Es sollte danach noch weitere zehn Tage dauern, ehe die deutschen Soldaten ebenfalls aus der Unterstadt vertrieben werden konnten. Am 22. Februar wurde eine Bailey-Brücke über der Our errichtet und der US Army gelang es schließlich, die Ortschaft zu sichern.

Beim Kriegsdenkmal auf dem Belvedère in Vianden fand diesbezüglich am Sonntag (10.2.) eine Gedenkzeremonie statt. Bürgermeister Henri Majerus ging in seiner Rede auf die Ereignisse vor 74 Jahren ein. Bei dem zähen Ringen um das Städtchen wurden damals 35 Häuser total zerstört, 47 Wohnungen waren indes danach unbewohnbar. Die übrigen Gebäude erlitten teils schwerste Beschädigungen durch die Kampfeinsätze.

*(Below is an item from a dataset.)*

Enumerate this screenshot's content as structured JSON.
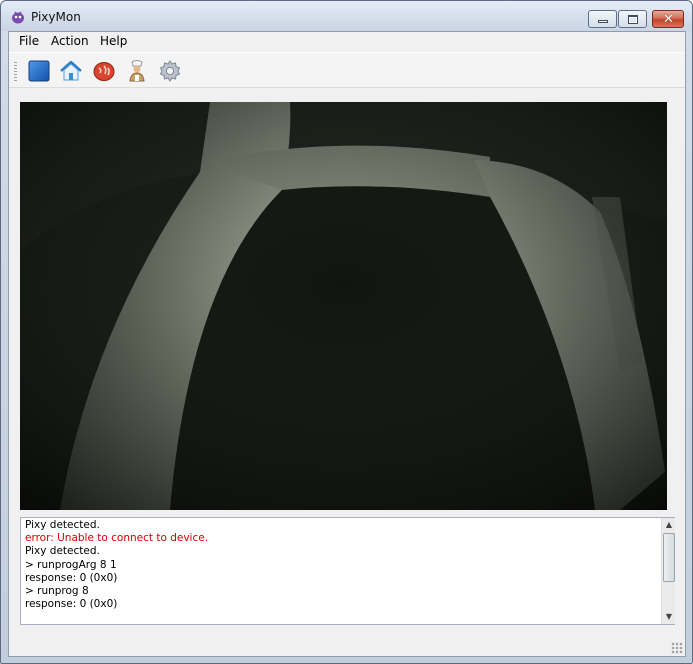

Das menschliche Leid war zudem damals sehr groß. Nicht nur Soldaten ließen damals ihr Leben, auch unter der Zivilbevölkerung gab es Opfer zu beklagen. Der Bürgermeister erinnerte ebenfalls am Sonntag an jene Einwohner aus Vianden, die im Krieg ihr Leben verloren, sowie an die Zwangsrekrutierten, Deserteure und Umgesiedelten. Es sollten noch drei Jahre nach Kriegsende ins Land ziehen, ehe am 28. Februar 1948 Leo Eydt als letzter Viandener aus russischer Gefangenschaft zurückkehren konnte.